All hope seemed lost. But unbeknownst to Vasquez, her eldest daughter had told her teachers about the family’s predicament, and that the school had helped them contact pro-bono lawyers from the Southern Poverty Law Center.
Now with legal counsel, Vasquez asked for another bond hearing. And on Feb. 20 — a year since her arrest — she found herself again facing Wilson on the video feed.
“I was so nervous … my feet were shaking,” she said. “I think I told him my name three times.”
Her lawyer, Matherne, reminded Wilson that he had granted Vasquez’s request to stay legally in the country more than five months earlier.
“Well, what’s the hold up?” Wilson said. “Why isn’t she released?”
The prosecutor at the hearing, Alex Brown, argued that Judge Wilson’s cancellation of Vasquez’s deportation order would probably be overturned on ICE’s appeal, which would give Vasquez an incentive to go underground if she were released. He suggested a $7,500 bond.

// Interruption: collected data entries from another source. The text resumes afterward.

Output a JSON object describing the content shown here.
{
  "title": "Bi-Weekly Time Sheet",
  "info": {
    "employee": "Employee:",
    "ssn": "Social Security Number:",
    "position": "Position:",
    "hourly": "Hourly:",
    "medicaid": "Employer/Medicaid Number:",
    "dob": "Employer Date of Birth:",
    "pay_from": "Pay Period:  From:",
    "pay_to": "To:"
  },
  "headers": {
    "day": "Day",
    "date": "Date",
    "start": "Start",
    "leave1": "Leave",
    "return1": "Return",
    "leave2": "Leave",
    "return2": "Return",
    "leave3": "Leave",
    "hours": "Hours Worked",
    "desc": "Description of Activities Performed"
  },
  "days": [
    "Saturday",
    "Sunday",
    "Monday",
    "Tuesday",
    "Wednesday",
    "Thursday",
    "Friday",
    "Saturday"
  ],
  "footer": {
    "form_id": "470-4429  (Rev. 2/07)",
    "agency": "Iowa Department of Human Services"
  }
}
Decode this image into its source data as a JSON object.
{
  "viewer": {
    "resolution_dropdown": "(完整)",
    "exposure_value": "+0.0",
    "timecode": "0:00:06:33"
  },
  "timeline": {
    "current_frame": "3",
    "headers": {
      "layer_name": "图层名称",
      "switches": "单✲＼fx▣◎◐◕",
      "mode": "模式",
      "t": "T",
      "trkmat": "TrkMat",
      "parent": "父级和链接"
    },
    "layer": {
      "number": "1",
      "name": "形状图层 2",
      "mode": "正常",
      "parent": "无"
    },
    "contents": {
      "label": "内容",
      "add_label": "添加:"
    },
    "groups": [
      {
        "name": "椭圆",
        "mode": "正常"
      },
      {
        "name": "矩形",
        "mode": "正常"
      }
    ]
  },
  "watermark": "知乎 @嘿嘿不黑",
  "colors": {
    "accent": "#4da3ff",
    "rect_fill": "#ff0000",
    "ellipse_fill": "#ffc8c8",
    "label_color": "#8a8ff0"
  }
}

Matherne said the amount was unreasonable. “The respondent’s father has been taking care of six children on his own,” she said. “He’s diabetic, and he has heart problems. He’s exhausted his savings.”
Judge Wilson agreed. “She’s not going anywhere,” he said. “I think this is a $1,500 bond case.”
When the judge announced he would grant the lowest level of bond allowed, other detainees in the room burst into applause.
Vasquez’s family scrambled to borrow the money to pay the bond that day.
A week later, the Board of Immigration Appeals threw out the government’s appeal, clearing the path for Vasquez to stay permanently in the United States.
Vasquez is now working odd jobs on construction sites and staying with roommates in Cobb County, looking for a place to settle with her children while she waits to complete all the steps needed to obtain her green card.
“I feel knocked out and confused,” Vasquez said. “It’s a big adjustment getting back into society again.”